Diferente de grandes predadores, os mosquitos são os animais mais letais do mundo, causando centenas de mil milhares de mortes anualmente. Avanços genéticos e o uso de bactérias surgem como armas para combater doenças como dengue e malária.
Embora animais de grande porte como leões e tubarões costumem habitar o imaginário popular como as maiores ameaças da natureza, os mosquitos ocupam o topo do ranking de letalidade global. Responsáveis por cerca de 760 mil mortes anualmente, esses insetos são vetores de 17% das doenças infectocontagiosas do mundo, incluindo dengue, malária e zika. A situação é agravada pelas mudanças climáticas, já que verões prolongados e o aumento das temperaturas globais facilitam a reprodução e a expansão desses vetores para novas regiões.

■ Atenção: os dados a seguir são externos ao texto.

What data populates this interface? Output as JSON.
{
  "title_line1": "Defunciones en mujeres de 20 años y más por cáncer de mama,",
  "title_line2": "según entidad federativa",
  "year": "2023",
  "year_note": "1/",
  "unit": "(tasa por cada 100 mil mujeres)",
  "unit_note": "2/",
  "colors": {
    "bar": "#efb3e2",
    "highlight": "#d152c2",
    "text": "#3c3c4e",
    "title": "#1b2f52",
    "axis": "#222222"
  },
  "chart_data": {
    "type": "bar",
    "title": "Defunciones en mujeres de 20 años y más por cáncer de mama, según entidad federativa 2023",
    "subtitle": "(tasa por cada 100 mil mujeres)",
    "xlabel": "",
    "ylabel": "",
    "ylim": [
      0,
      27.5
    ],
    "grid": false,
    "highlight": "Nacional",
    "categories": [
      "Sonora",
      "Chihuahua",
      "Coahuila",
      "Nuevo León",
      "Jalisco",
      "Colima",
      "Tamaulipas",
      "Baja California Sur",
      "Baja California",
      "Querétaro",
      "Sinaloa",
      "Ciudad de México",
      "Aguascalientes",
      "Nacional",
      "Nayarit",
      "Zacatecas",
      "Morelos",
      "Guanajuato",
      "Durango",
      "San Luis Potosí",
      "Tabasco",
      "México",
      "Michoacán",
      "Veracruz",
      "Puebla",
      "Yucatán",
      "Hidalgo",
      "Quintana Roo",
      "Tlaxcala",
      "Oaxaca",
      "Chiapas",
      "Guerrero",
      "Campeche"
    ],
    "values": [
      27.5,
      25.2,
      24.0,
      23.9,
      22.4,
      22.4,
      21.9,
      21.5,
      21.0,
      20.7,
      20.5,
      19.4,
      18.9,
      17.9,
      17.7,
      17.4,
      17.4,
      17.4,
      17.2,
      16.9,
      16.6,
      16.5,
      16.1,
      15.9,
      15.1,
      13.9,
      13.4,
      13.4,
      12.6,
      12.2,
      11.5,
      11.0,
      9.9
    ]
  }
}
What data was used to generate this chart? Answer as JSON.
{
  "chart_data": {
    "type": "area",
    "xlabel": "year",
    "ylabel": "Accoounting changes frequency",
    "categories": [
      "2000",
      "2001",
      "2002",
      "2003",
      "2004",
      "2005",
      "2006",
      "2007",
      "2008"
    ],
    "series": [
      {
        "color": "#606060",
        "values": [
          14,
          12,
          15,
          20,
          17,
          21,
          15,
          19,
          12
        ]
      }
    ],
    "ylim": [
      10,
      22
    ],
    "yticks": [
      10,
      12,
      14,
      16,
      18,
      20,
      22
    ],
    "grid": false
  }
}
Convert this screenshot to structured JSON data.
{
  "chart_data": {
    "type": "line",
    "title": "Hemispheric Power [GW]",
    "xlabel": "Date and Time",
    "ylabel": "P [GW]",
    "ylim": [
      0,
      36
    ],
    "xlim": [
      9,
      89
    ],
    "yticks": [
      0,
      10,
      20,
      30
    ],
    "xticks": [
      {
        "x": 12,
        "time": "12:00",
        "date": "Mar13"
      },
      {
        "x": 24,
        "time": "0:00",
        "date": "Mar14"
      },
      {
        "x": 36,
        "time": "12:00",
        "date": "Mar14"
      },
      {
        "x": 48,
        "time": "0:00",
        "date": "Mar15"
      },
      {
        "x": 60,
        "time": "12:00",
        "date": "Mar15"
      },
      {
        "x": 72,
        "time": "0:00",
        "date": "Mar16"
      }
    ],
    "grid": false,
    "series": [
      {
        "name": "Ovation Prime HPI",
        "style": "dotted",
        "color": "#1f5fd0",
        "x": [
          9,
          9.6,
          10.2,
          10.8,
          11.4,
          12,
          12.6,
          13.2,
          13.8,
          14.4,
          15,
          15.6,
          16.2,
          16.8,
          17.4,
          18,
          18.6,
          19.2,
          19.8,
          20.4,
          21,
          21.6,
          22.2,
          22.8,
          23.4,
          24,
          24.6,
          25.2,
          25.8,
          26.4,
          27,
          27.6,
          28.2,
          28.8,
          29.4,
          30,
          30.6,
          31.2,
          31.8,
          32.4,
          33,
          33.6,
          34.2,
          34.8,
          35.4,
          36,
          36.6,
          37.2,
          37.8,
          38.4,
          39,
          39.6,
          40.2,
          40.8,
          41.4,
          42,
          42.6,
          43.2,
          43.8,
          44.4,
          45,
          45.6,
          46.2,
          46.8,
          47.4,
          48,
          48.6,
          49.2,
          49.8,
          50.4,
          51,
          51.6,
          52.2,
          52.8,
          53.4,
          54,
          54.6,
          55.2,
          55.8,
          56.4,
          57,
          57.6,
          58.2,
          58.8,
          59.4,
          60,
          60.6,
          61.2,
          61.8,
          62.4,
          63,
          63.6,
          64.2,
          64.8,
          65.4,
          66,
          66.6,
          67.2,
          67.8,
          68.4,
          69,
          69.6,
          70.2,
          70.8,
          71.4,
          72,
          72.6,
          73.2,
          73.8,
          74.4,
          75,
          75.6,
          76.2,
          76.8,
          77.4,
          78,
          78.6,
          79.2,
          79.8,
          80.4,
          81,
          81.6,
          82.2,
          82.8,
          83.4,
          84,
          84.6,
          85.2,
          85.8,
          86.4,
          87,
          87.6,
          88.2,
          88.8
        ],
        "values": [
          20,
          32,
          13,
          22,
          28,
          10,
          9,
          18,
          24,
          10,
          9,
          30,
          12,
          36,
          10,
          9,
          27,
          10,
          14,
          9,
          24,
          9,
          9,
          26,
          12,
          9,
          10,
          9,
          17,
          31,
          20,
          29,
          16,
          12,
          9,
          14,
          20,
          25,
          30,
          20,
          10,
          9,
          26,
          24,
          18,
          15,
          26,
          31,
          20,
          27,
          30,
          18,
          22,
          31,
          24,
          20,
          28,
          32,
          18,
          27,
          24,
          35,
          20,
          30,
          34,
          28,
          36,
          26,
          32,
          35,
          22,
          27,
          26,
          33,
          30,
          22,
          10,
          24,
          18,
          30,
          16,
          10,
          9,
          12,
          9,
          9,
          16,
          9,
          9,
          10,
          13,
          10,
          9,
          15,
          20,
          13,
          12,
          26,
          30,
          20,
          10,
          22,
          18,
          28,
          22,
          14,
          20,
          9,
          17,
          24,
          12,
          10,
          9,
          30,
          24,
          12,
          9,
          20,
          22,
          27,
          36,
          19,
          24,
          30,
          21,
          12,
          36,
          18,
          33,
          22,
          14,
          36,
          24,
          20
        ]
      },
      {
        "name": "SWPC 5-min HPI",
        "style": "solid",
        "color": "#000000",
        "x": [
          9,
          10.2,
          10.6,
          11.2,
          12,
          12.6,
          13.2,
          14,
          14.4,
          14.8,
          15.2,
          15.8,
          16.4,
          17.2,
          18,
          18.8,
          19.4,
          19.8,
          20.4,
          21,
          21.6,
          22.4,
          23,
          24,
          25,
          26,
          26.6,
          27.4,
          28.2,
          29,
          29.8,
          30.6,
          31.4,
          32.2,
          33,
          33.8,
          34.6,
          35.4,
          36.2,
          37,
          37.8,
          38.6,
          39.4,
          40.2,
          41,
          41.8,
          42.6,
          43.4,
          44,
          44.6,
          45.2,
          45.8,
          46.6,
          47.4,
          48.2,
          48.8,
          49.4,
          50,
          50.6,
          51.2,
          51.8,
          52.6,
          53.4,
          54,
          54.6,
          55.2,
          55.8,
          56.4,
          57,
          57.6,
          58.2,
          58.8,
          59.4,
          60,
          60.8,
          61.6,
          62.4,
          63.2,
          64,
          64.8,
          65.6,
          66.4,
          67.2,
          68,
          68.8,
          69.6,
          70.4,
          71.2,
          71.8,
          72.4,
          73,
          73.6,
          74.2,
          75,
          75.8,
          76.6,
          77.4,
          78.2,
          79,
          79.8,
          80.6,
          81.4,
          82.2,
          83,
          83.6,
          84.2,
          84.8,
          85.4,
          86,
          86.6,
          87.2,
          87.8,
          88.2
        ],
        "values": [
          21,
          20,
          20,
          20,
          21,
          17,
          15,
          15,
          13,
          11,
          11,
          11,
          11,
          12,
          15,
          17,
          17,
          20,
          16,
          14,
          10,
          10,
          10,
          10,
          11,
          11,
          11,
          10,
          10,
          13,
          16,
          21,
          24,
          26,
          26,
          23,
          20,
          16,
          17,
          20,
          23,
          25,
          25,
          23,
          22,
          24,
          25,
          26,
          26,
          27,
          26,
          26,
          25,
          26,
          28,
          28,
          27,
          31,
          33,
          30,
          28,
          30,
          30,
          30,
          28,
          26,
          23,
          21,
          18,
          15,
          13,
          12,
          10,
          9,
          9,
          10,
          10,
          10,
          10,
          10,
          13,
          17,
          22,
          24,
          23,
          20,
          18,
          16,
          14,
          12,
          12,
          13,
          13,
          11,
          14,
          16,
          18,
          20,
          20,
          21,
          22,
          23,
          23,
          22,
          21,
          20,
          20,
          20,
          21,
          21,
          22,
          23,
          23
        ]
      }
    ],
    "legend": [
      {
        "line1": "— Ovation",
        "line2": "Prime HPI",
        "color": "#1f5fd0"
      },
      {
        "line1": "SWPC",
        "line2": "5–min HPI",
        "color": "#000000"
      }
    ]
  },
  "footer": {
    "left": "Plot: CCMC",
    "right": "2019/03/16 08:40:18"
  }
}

O debate sobre a erradicação total dessas espécies ganha força, mas especialistas apontam que o foco não precisa ser no extermínio de todas as 3.500 variedades existentes. Apenas um pequeno grupo de cinco espécies é responsável por 95% das transmissões em humanos. Para cientistas como Hilary Ranson, a eliminação desses grupos específicos teria baixo impacto ambiental, pois nichos ecológicos seriam rapidamente ocupados por mosquitos menos perigosos. No entanto, há cautela entre entomólogos que ressaltam o papel desses insetos na polinização e na cadeia alimentar de peixes e aves.
Novas fronteiras tecnológicas apresentam alternativas ao uso tradicional de inseticidas. Entre as técnicas promissoras estão a modificação genética para tornar fêmeas estéreis e o uso da bactéria Wolbachia, que impede a replicação de vírus como o da dengue no organismo do mosquito. Experiências práticas, como a realizada em Niterói (RJ), demonstraram uma queda drástica de quase 90% nas notificações da doença após a soltura de mosquitos tratados. Apesar do otimismo com a biotecnologia, especialistas reforçam que o controle efetivo ainda depende de melhorias no saneamento, diagnósticos rápidos e acesso universal a vacinas.